African countries are not attractive to lend huge sums of stimulus because we lack tangible accountability to that debt. Consider for instance, that Zimbabwe’s debt is over $7 billion.

That debt is supposedly cumulative of spending on public goods, infrastructure, and service provision. Yet, with increased informalisation, it means that fewer citizens are within structural capacity for government to service that debt. Macron was chastised for saying that African families bear too many children; he said 8 children in a household. Our governments often have a civilisation philosophy of universal access to public goods, infrastructure, and service provision. So as we accumulate debt to avail these to a household of eight, who will contribute to servicing that debt if both earners in that household are in the informal economy?

Instead of taking offense to Macron’s statement, maybe we can appreciate his empathy in that developed economies lending to highly informal economies is a significant reason why Zimbabwe is increasingly in a perpetual debt trap! We have a fiscal imbalance retained by deficient civilisation philosophy. This fiscal imbalance also makes our fiscal policy ineffective.

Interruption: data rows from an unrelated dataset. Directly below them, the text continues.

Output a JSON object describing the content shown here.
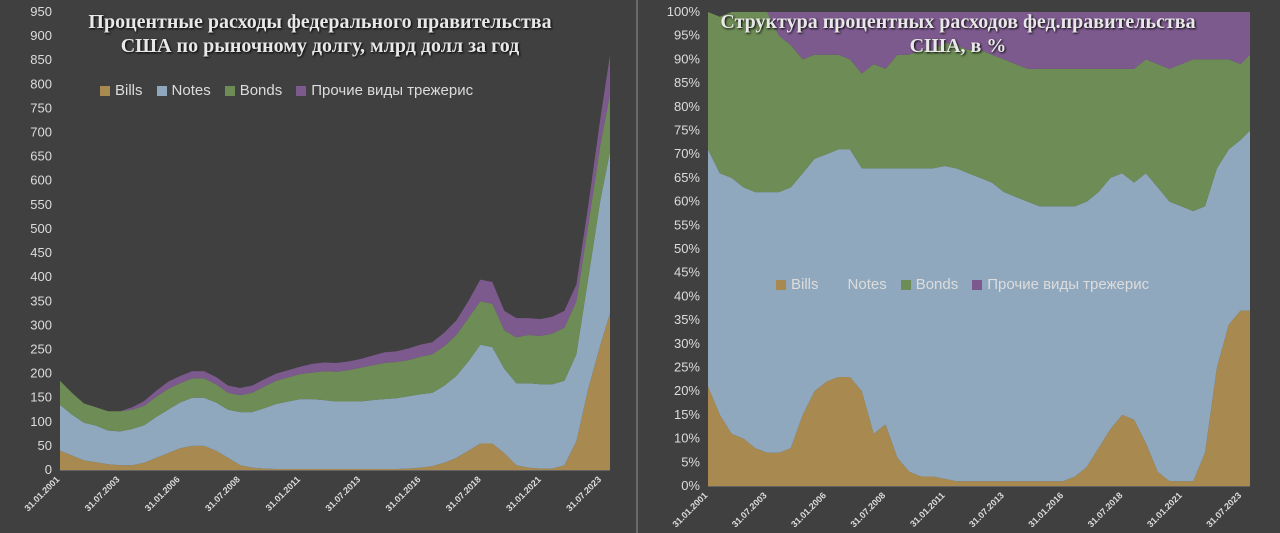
{
  "colors": {
    "bills": "#a8894f",
    "notes": "#8fa8bd",
    "bonds": "#6e8c55",
    "other": "#7d5a8e"
  },
  "chart_data": [
    {
      "type": "area",
      "title": "Процентные расходы федерального правительства США по рыночному долгу, млрд долл за год",
      "ylim": [
        0,
        950
      ],
      "yticks": [
        0,
        50,
        100,
        150,
        200,
        250,
        300,
        350,
        400,
        450,
        500,
        550,
        600,
        650,
        700,
        750,
        800,
        850,
        900,
        950
      ],
      "xtick_labels": [
        "31.01.2001",
        "31.07.2003",
        "31.01.2006",
        "31.07.2008",
        "31.01.2011",
        "31.07.2013",
        "31.01.2016",
        "31.07.2018",
        "31.01.2021",
        "31.07.2023"
      ],
      "x": [
        2001.0,
        2001.5,
        2002.0,
        2002.5,
        2003.0,
        2003.5,
        2004.0,
        2004.5,
        2005.0,
        2005.5,
        2006.0,
        2006.5,
        2007.0,
        2007.5,
        2008.0,
        2008.5,
        2009.0,
        2009.5,
        2010.0,
        2010.5,
        2011.0,
        2011.5,
        2012.0,
        2012.5,
        2013.0,
        2013.5,
        2014.0,
        2014.5,
        2015.0,
        2015.5,
        2016.0,
        2016.5,
        2017.0,
        2017.5,
        2018.0,
        2018.5,
        2019.0,
        2019.5,
        2020.0,
        2020.5,
        2021.0,
        2021.5,
        2022.0,
        2022.5,
        2023.0,
        2023.5,
        2023.9
      ],
      "legend": [
        "Bills",
        "Notes",
        "Bonds",
        "Прочие виды трежерис"
      ],
      "series": [
        {
          "name": "Bills",
          "values": [
            40,
            30,
            20,
            16,
            12,
            10,
            10,
            15,
            25,
            35,
            45,
            50,
            50,
            40,
            25,
            10,
            5,
            3,
            2,
            2,
            2,
            2,
            2,
            2,
            2,
            2,
            2,
            2,
            2,
            3,
            5,
            8,
            15,
            25,
            40,
            55,
            55,
            35,
            10,
            5,
            3,
            3,
            10,
            60,
            170,
            260,
            325
          ]
        },
        {
          "name": "Notes",
          "values": [
            95,
            85,
            78,
            76,
            70,
            70,
            75,
            78,
            85,
            90,
            95,
            100,
            100,
            100,
            100,
            110,
            115,
            125,
            135,
            140,
            145,
            145,
            143,
            140,
            140,
            140,
            143,
            145,
            147,
            150,
            152,
            152,
            160,
            170,
            185,
            205,
            200,
            175,
            170,
            175,
            175,
            175,
            175,
            180,
            230,
            300,
            335
          ]
        },
        {
          "name": "Bonds",
          "values": [
            50,
            45,
            40,
            38,
            40,
            42,
            40,
            40,
            42,
            43,
            40,
            40,
            40,
            38,
            35,
            35,
            40,
            45,
            48,
            50,
            52,
            55,
            60,
            62,
            65,
            70,
            72,
            75,
            75,
            75,
            78,
            80,
            82,
            85,
            90,
            90,
            90,
            80,
            95,
            100,
            100,
            105,
            110,
            110,
            110,
            115,
            120
          ]
        },
        {
          "name": "Прочие виды трежерис",
          "values": [
            0,
            0,
            0,
            0,
            0,
            0,
            5,
            10,
            12,
            15,
            15,
            15,
            15,
            15,
            15,
            15,
            15,
            15,
            15,
            15,
            15,
            18,
            18,
            18,
            18,
            18,
            20,
            22,
            22,
            24,
            25,
            25,
            28,
            30,
            35,
            45,
            45,
            40,
            40,
            35,
            35,
            35,
            35,
            35,
            40,
            55,
            80
          ]
        }
      ]
    },
    {
      "type": "area",
      "title": "Структура процентных расходов фед.правительства США, в %",
      "ylim": [
        0,
        100
      ],
      "yticks": [
        "0%",
        "5%",
        "10%",
        "15%",
        "20%",
        "25%",
        "30%",
        "35%",
        "40%",
        "45%",
        "50%",
        "55%",
        "60%",
        "65%",
        "70%",
        "75%",
        "80%",
        "85%",
        "90%",
        "95%",
        "100%"
      ],
      "xtick_labels": [
        "31.01.2001",
        "31.07.2003",
        "31.01.2006",
        "31.07.2008",
        "31.01.2011",
        "31.07.2013",
        "31.01.2016",
        "31.07.2018",
        "31.01.2021",
        "31.07.2023"
      ],
      "x": [
        2001.0,
        2001.5,
        2002.0,
        2002.5,
        2003.0,
        2003.5,
        2004.0,
        2004.5,
        2005.0,
        2005.5,
        2006.0,
        2006.5,
        2007.0,
        2007.5,
        2008.0,
        2008.5,
        2009.0,
        2009.5,
        2010.0,
        2010.5,
        2011.0,
        2011.5,
        2012.0,
        2012.5,
        2013.0,
        2013.5,
        2014.0,
        2014.5,
        2015.0,
        2015.5,
        2016.0,
        2016.5,
        2017.0,
        2017.5,
        2018.0,
        2018.5,
        2019.0,
        2019.5,
        2020.0,
        2020.5,
        2021.0,
        2021.5,
        2022.0,
        2022.5,
        2023.0,
        2023.5,
        2023.9
      ],
      "legend": [
        "Bills",
        "Notes",
        "Bonds",
        "Прочие виды трежерис"
      ],
      "series": [
        {
          "name": "Bills",
          "values": [
            21,
            15,
            11,
            10,
            8,
            7,
            7,
            8,
            15,
            20,
            22,
            23,
            23,
            20,
            11,
            13,
            6,
            3,
            2,
            2,
            1.5,
            1,
            1,
            1,
            1,
            1,
            1,
            1,
            1,
            1,
            1,
            2,
            4,
            8,
            12,
            15,
            14,
            9,
            3,
            1,
            1,
            1,
            7,
            25,
            34,
            37,
            37
          ]
        },
        {
          "name": "Notes",
          "values": [
            50,
            51,
            54,
            53,
            54,
            55,
            55,
            55,
            51,
            49,
            48,
            48,
            48,
            47,
            56,
            54,
            61,
            64,
            65,
            65,
            66,
            66,
            65,
            64,
            63,
            61,
            60,
            59,
            58,
            58,
            58,
            57,
            56,
            54,
            53,
            51,
            50,
            57,
            60,
            59,
            58,
            57,
            52,
            42,
            37,
            36,
            38
          ]
        },
        {
          "name": "Bonds",
          "values": [
            29,
            33,
            35,
            37,
            38,
            38,
            33,
            30,
            24,
            22,
            21,
            20,
            19,
            20,
            22,
            21,
            24,
            24,
            25,
            25,
            26,
            26,
            26,
            27,
            27,
            28,
            28,
            28,
            29,
            29,
            29,
            29,
            28,
            26,
            23,
            22,
            24,
            24,
            26,
            28,
            30,
            32,
            31,
            23,
            19,
            16,
            16
          ]
        },
        {
          "name": "Прочие виды трежерис",
          "values": [
            0,
            0,
            0,
            0,
            0,
            0,
            5,
            7,
            10,
            9,
            9,
            9,
            10,
            13,
            11,
            12,
            9,
            9,
            8,
            8,
            6.5,
            7,
            8,
            8,
            9,
            10,
            11,
            12,
            12,
            12,
            12,
            12,
            12,
            12,
            12,
            12,
            12,
            10,
            11,
            12,
            11,
            10,
            10,
            10,
            10,
            11,
            9
          ]
        }
      ]
    }
  ]
}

Europe has small informal (shadow) economy to GDP

Our informal economy makes monetary policy impotent. It also makes it difficult for our economy to sustain a formalised financial sector.

Consider that informal economies discount the notion of security; hence financial exclusion is so rampant and formal credit channels are hard to find. Also, the retention of informal sectors creates leakages in what should be contained monetary streams.

Foreign currency reserves are difficult to accumulate because in Africa they content with parallel market alternatives. This is why we have weak sovereign currencies across the continent.

 

Macron’s Africa Advisory Panel

The commendable aspect about Macron is unlike his predecessors, and European contemporaries, is that he seems to understand that whatever Africa’s civilisation problems may be, it will take Africans themselves to figure them out and proffer custom solutions.

On his African Advisory Panel of eleven representatives, Macron designated eight seats to individuals of African heritage. We need reforms to the way we organize our civic, societal and governance structure. It’s best we start taking accountability for it!